OHL Announces Academic Award Winners
The Ontario Hockey League today announced the 2004-05 winners of the Roger Neilson and Ivan Tennant Memorial Awards for the OHL’s Top Academic Players.
Matt Pelech of the Sarnia Sting won the Ivan Tennant Memorial Award as the OHL’s Top Academic High School Player and Danny Battochio of the Ottawa 67’s won the Roger Neilson Memorial Award as the OHL’s Top Academic College or University Player.
Pelech maintained an 85% average with a full course load that included seven University Prep level courses. Pelech earned a 96% grade in science and a 90% grade in calculus. He also took University Prep level Law, Biology and English. The second year defenceman scored one goal and six points in 31 games with the Sting.
Battochio maintained an 80% average in an academically-challenging 10 courses at Algonquin College. On the ice, Battochio posted a 24-10-3 record along with a 2.95 goals against average in 40 games with the 67’s this season.
The Roger Neilson and Ivan Tennant Memorial Awards were introduced by the OHL Board of Governors in March to recognize the lifelong contributions to education and the game of hockey by Tennant and Neilson.
While coaching the Peterborough Petes in the late 1960’s and early 1970’s, Neilson was a pioneer in stressing the importance of education to all of his players.
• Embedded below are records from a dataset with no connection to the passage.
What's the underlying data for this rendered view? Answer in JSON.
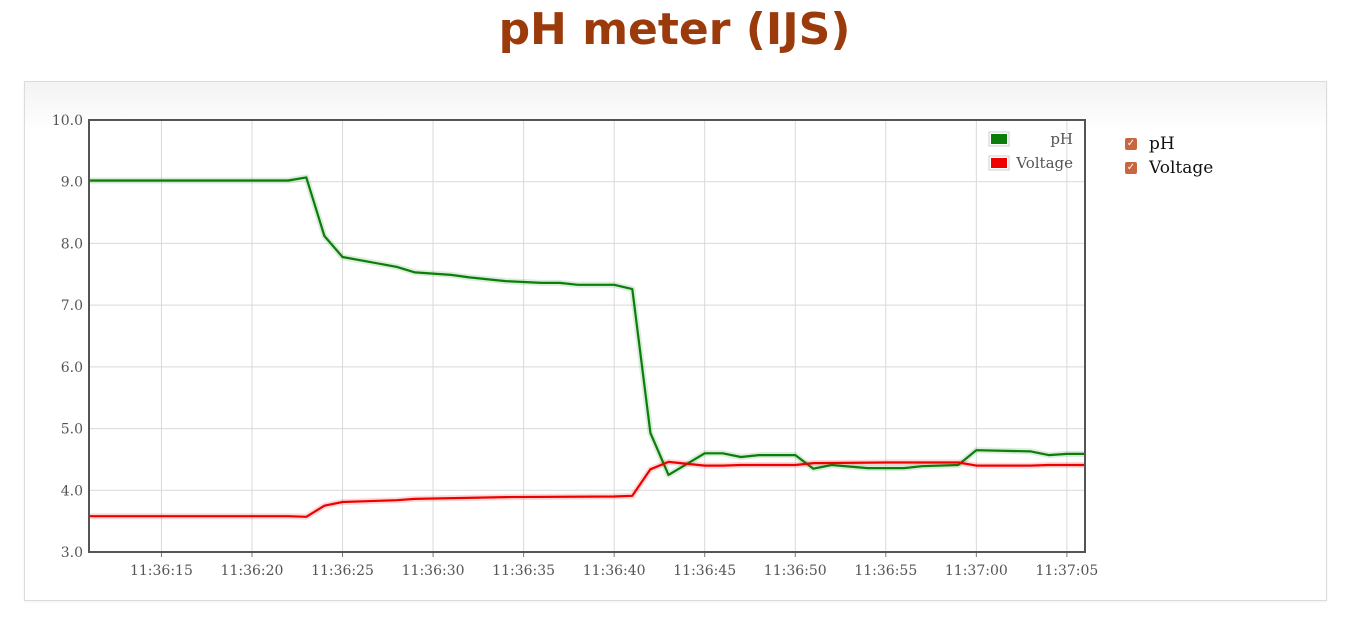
{
  "page": {
    "title": "pH meter (IJS)"
  },
  "side_legend": {
    "items": [
      {
        "label": "pH",
        "checked": true,
        "check_color": "#c8673f"
      },
      {
        "label": "Voltage",
        "checked": true,
        "check_color": "#c8673f"
      }
    ]
  },
  "chart_data": {
    "type": "line",
    "title": "",
    "xlabel": "",
    "ylabel": "",
    "ylim": [
      3.0,
      10.0
    ],
    "xlim": [
      "11:36:11",
      "11:37:06"
    ],
    "grid": true,
    "legend": "top-right",
    "y_ticks": [
      "3.0",
      "4.0",
      "5.0",
      "6.0",
      "7.0",
      "8.0",
      "9.0",
      "10.0"
    ],
    "x_ticks": [
      "11:36:15",
      "11:36:20",
      "11:36:25",
      "11:36:30",
      "11:36:35",
      "11:36:40",
      "11:36:45",
      "11:36:50",
      "11:36:55",
      "11:37:00",
      "11:37:05"
    ],
    "series": [
      {
        "name": "pH",
        "color": "#0a7d0a",
        "points": [
          [
            "11:36:11",
            9.02
          ],
          [
            "11:36:22",
            9.02
          ],
          [
            "11:36:23",
            9.07
          ],
          [
            "11:36:24",
            8.12
          ],
          [
            "11:36:25",
            7.78
          ],
          [
            "11:36:28",
            7.62
          ],
          [
            "11:36:29",
            7.53
          ],
          [
            "11:36:31",
            7.49
          ],
          [
            "11:36:32",
            7.45
          ],
          [
            "11:36:34",
            7.39
          ],
          [
            "11:36:36",
            7.36
          ],
          [
            "11:36:37",
            7.36
          ],
          [
            "11:36:38",
            7.33
          ],
          [
            "11:36:40",
            7.33
          ],
          [
            "11:36:41",
            7.26
          ],
          [
            "11:36:42",
            4.93
          ],
          [
            "11:36:43",
            4.25
          ],
          [
            "11:36:45",
            4.6
          ],
          [
            "11:36:46",
            4.6
          ],
          [
            "11:36:47",
            4.54
          ],
          [
            "11:36:48",
            4.57
          ],
          [
            "11:36:50",
            4.57
          ],
          [
            "11:36:51",
            4.35
          ],
          [
            "11:36:52",
            4.41
          ],
          [
            "11:36:54",
            4.36
          ],
          [
            "11:36:56",
            4.36
          ],
          [
            "11:36:57",
            4.39
          ],
          [
            "11:36:59",
            4.41
          ],
          [
            "11:37:00",
            4.65
          ],
          [
            "11:37:03",
            4.63
          ],
          [
            "11:37:04",
            4.57
          ],
          [
            "11:37:05",
            4.59
          ],
          [
            "11:37:06",
            4.59
          ]
        ]
      },
      {
        "name": "Voltage",
        "color": "#ee0000",
        "points": [
          [
            "11:36:11",
            3.58
          ],
          [
            "11:36:22",
            3.58
          ],
          [
            "11:36:23",
            3.57
          ],
          [
            "11:36:24",
            3.75
          ],
          [
            "11:36:25",
            3.81
          ],
          [
            "11:36:28",
            3.84
          ],
          [
            "11:36:29",
            3.86
          ],
          [
            "11:36:34",
            3.89
          ],
          [
            "11:36:40",
            3.9
          ],
          [
            "11:36:41",
            3.91
          ],
          [
            "11:36:42",
            4.34
          ],
          [
            "11:36:43",
            4.46
          ],
          [
            "11:36:45",
            4.4
          ],
          [
            "11:36:46",
            4.4
          ],
          [
            "11:36:47",
            4.41
          ],
          [
            "11:36:50",
            4.41
          ],
          [
            "11:36:51",
            4.44
          ],
          [
            "11:36:55",
            4.45
          ],
          [
            "11:36:59",
            4.45
          ],
          [
            "11:37:00",
            4.4
          ],
          [
            "11:37:03",
            4.4
          ],
          [
            "11:37:04",
            4.41
          ],
          [
            "11:37:06",
            4.41
          ]
        ]
      }
    ]
  }
}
A former high school teacher, Neilson went on to a successful coaching career in the National Hockey League and was inducted into the Hockey Hall of Fame in 2002. Neilson, a graduate of McMaster University in Hamilton, was also honoured with the Order of Canada in 2002. He passed away on June 21, 2003 after a long fight with cancer.
Tennant, a former senior hockey player and Jr. B coach, spent a lifetime combining hockey and education. He was the Kitchener Rangers’ Education Consultant for 20 years and a key figure on the OHL’s Education Consultants Committee. Tennant was instrumental in developing high education standards for the Rangers and the entire Ontario Hockey League before he passed away on May 4, 2004.